Will he succeed? The short answer is no. The longer answer is no, because he misunderstands the nature of what causes his opponents to hate him (it isn't because of what he does or who he is, but rather the abstraction that he will forever represent to them). That said, he may very well see success in a sense quite different from the one he desires. Should his economic policies bring about a boom by mid-to-late 2011, Obama will be in a position to isolate the right-wing extremists who oppose him from the rest of the nation, and in so doing create the closest thing to an "Era of Good Feelings" style coalition that is possible in today's world - i.e, a political climate in which the opposition, though still present, is isolated and marginalized from the rest of the country (for more information on how that may happen, please see my articles, http://riskinghemlock.blogspot.com/2009/09/making-of-president-2012.html and http://riskinghemlock.blogspot.com/2009/09/follow-up-on-making-of-president-2012.html).
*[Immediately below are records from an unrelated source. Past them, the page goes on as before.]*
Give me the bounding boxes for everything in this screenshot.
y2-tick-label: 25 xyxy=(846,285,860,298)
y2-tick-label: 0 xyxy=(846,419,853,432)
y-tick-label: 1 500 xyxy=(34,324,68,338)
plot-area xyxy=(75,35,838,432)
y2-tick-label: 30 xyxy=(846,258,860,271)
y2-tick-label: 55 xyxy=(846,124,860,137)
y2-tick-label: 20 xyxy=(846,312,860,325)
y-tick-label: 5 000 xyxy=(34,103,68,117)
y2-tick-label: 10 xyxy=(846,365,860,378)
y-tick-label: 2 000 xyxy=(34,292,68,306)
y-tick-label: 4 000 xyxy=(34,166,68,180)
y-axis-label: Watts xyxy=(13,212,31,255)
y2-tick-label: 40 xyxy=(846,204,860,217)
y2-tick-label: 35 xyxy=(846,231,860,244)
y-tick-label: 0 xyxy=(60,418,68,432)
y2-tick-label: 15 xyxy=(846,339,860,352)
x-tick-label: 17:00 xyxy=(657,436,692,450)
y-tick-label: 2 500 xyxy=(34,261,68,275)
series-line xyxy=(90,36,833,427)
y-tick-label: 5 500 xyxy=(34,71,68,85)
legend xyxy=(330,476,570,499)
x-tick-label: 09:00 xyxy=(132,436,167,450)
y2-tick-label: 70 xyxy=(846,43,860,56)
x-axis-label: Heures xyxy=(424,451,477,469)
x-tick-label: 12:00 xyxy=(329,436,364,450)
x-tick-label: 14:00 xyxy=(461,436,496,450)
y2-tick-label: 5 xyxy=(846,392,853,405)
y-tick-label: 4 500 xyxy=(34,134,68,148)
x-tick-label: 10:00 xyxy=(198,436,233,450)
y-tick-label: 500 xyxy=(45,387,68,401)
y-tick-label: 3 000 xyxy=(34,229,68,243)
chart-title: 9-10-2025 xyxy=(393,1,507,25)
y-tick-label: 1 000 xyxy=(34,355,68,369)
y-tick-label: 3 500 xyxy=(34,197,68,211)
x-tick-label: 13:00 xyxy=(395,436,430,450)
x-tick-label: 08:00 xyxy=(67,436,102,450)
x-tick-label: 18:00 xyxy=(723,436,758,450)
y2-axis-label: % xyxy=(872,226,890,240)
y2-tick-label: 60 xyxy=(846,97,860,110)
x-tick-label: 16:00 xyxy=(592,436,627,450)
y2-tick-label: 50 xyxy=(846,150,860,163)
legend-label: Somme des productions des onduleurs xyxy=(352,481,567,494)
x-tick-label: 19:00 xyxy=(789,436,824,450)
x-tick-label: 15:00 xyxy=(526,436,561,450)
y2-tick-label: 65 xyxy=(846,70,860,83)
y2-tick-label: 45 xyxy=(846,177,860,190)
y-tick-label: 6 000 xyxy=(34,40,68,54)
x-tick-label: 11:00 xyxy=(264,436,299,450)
Until then, though, Americans will have to live with an irony none of us had ever conceived was even possible: In a time when political leaders move to the center in order to bring everyone together and become popular, and gravitate toward extremes when they bravely accept unpopularity in the name of idealism, Obama is the first to refuse moving to an extreme even though it would make him popular, and instead determine to bring everyone together at the center even in the name of unpopularity.